As a print shop owner, I am asked this question numerous times PER DAY.  All of my clients who intend to resell the prints are always curious what to charge for them.  My answer is actually quite simple, and it has yielded very happy customers that always tend to report back to me how they do.  For smaller photo paper prints, or other fine art prints, we recommend that our clients TRIPLE what they pay us.  For larger fine art prints, or any gallery wrapped stretched canvas prints, we recommend they DOUBLE what they pay us.  Now, obviously, this advice works for us, and for our clients, based on our prices.  If your local printer has different prices, it may not necessarily work out as simple as this.  Alot of our clients have come back to us and told us that taking our simple advice on pricing, has yielded them plenty of profit after their CODB (Let's face it, for a photographer, the CODB is less than alot of other businesses, so you don't need to charge a fortune to make a decent profit per print).  Prices also depend on your local market, as well.  Here in Mesa, AZ, this pricing method seems to work perfectly.  In your neck of the woods, check out what other comparable photographers are charging for their stuff, and price your stuff accordingly.  You probably want to offer your prints at a price that makes you more expensive than about 25% of your competition, but cheaper than about 75% of the competition.  Noone wants to buy stuff from the absolute cheapest place - they assume they're cheap for a reason, but, ESPECIALLY in this economy, everyone is looking for a good deal right now.  So, you're not the cheapest place (the low priced outcast), but you're a bargain compared to most of your local market.

I hope this helps the OP, as well as anyone else who may have been curious about price points.  If anyone has any more in-depth questions about pricing, starting up a photography business, or print sales business, please don't hesitate to contact me by phone or e-mail, and we can discuss particular things a little further.  Our specialty at "Faville Photo" is actually assisting start-up artists and photographers answer all of these types of questions, and get their business up and running.  We can suggest places to sell your work, how to price your work, how to market your work, and most importantly, we can help your create your work in the first place - whether we do the printing, or we help you locate a source that is right for you and your particular needs.

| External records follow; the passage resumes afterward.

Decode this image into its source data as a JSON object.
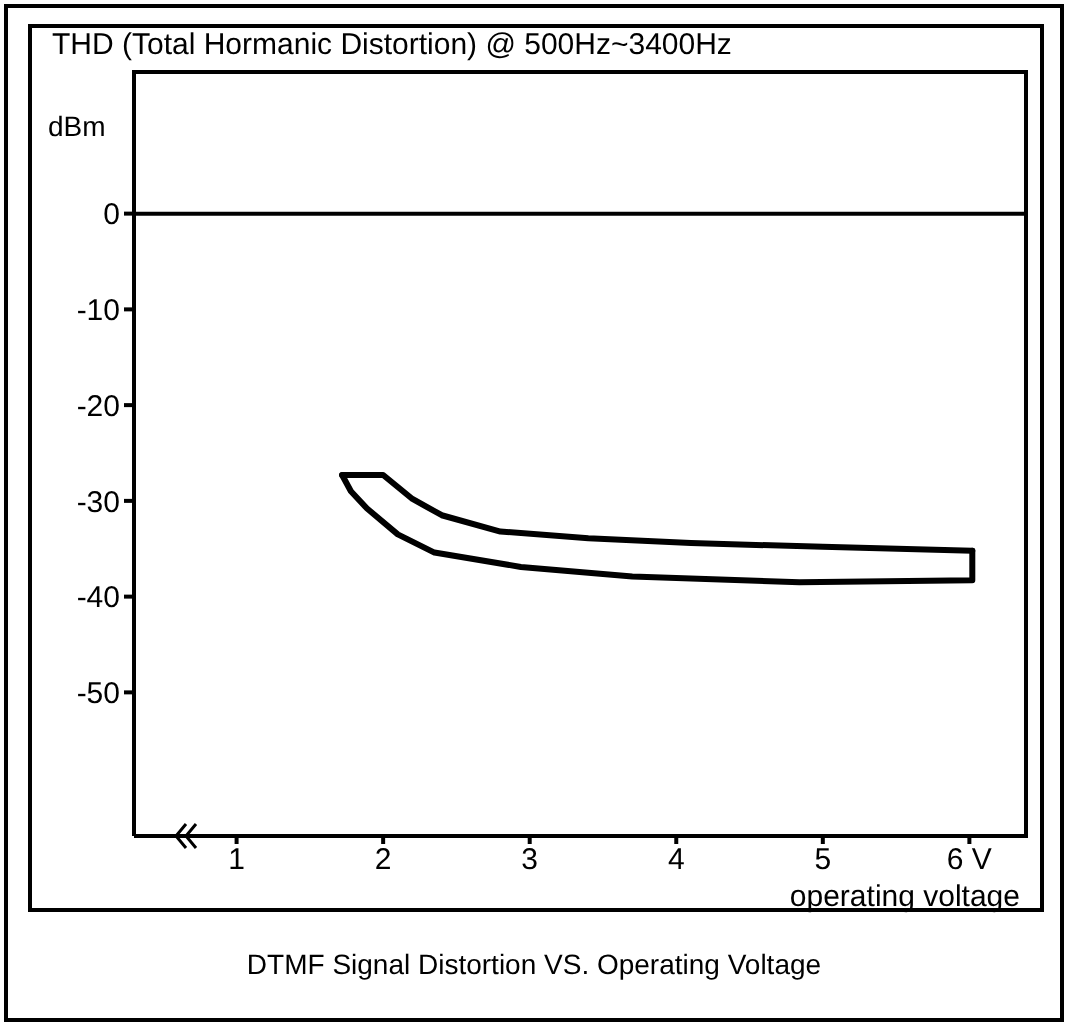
{
  "chart_data": {
    "type": "line",
    "title": "THD (Total Hormanic Distortion) @ 500Hz~3400Hz",
    "ylabel": "dBm",
    "xlabel": "operating voltage",
    "annotations": [
      "DTMF Signal Distortion VS. Operating Voltage"
    ],
    "xlim": [
      0.3,
      6.4
    ],
    "xticks": [
      1,
      2,
      3,
      4,
      5,
      {
        "value": 6,
        "label": "6 V"
      }
    ],
    "ylim": [
      -65,
      15
    ],
    "yticks": [
      0,
      -10,
      -20,
      -30,
      -40,
      -50
    ],
    "series": [
      {
        "color": "#000000",
        "x": [
          1.72,
          2.0,
          2.2,
          2.4,
          2.8,
          3.4,
          4.1,
          5.0,
          6.02
        ],
        "values": [
          -27.3,
          -27.3,
          -29.8,
          -31.5,
          -33.2,
          -33.9,
          -34.4,
          -34.8,
          -35.2
        ]
      },
      {
        "color": "#000000",
        "x": [
          1.72,
          1.78,
          1.89,
          2.1,
          2.35,
          2.94,
          3.7,
          4.84,
          6.02,
          6.02
        ],
        "values": [
          -27.3,
          -29.0,
          -30.8,
          -33.5,
          -35.4,
          -36.9,
          -37.9,
          -38.5,
          -38.3,
          -35.2
        ]
      }
    ],
    "ref_lines": [
      {
        "axis": "y",
        "value": 0,
        "color": "#000000"
      }
    ],
    "grid": false,
    "legend": false,
    "marker": "none",
    "line_style": "solid"
  }
}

Good luck in your search for the "perfect price" - it's quite an elusive creature!


----------



## KmH

So a $4 8x10 should sell for $16?


----------



## RaynaMcGinnis

For setting prices, you should look around and see what your competitors are offering it for similar work. Pricing depends on the market and what clients are willing to pay. My prints vary based on assignment, though my basic sized prints (8 x 10 and smaller) stay the same. 

That said, as a portrait photographer, I kind of feel like my clients are paying for my time and expertise and the prints are extra. I've seen some photographers that charge and arm and a leg for basic prints. I personally charge more for my services and less for prints. I know plenty of photographers that would rather do it just the opposite. I guess it all depends on your own perspective.


----------



## KmH

RaynaMcGinnis said:


> For setting prices, you should look around and see what your competitors are offering it for similar work. Pricing depends on the market and what clients are willing to pay.......


But, it also depends on your cost-of-doing-business and your cost-of-goods-sold. Your competitors likely have overall costs different than yours, so be very careful blindly using someone else's pricing.

The price clients are willing to pay is a function of how much value they perceive for a product. A good photographer that also has good business/marketing/salesmanship skills can usually demand a premium for their work/service.


----------



## RaynaMcGinnis

KmH said:


> RaynaMcGinnis said:
> 
> 
> 
> For setting prices, you should look around and see what your competitors are offering it for similar work. Pricing depends on the market and what clients are willing to pay.......
> 
> 
> 
> But, it also depends on your cost-of-doing-business and your cost-of-goods-sold. Your competitors likely have overall costs different than yours, so be very careful blindly using someone else's pricing.
> 
> The price clients are willing to pay is a function of how much value they perceive for a product. A good photographer that also has good business/marketing/salesmanship skills can usually demand a premium for their work/service.
Click to expand...

 
You're correct. I wouldn't suggest using someone else's pricing list, but I would suggest seeing who you're competitors are and what they're selling their goods for. If you can objectively look at your work and honestly say it's better than your competitors, price up. If you're about the same, you need to either put in the effort to get better, then price, or price reasonably until you can say you're better.


----------



## c.cloudwalker

KmH said:


> Your competitors likely have overall costs different than yours


 
Why?  Although they are not going to be exactly the same, they shouldn't be all that different. Rent may be higher in the uppity part of town but if you are setting shop in the not-so-uppity part of town the guys in the high rent district are not your competitors.


----------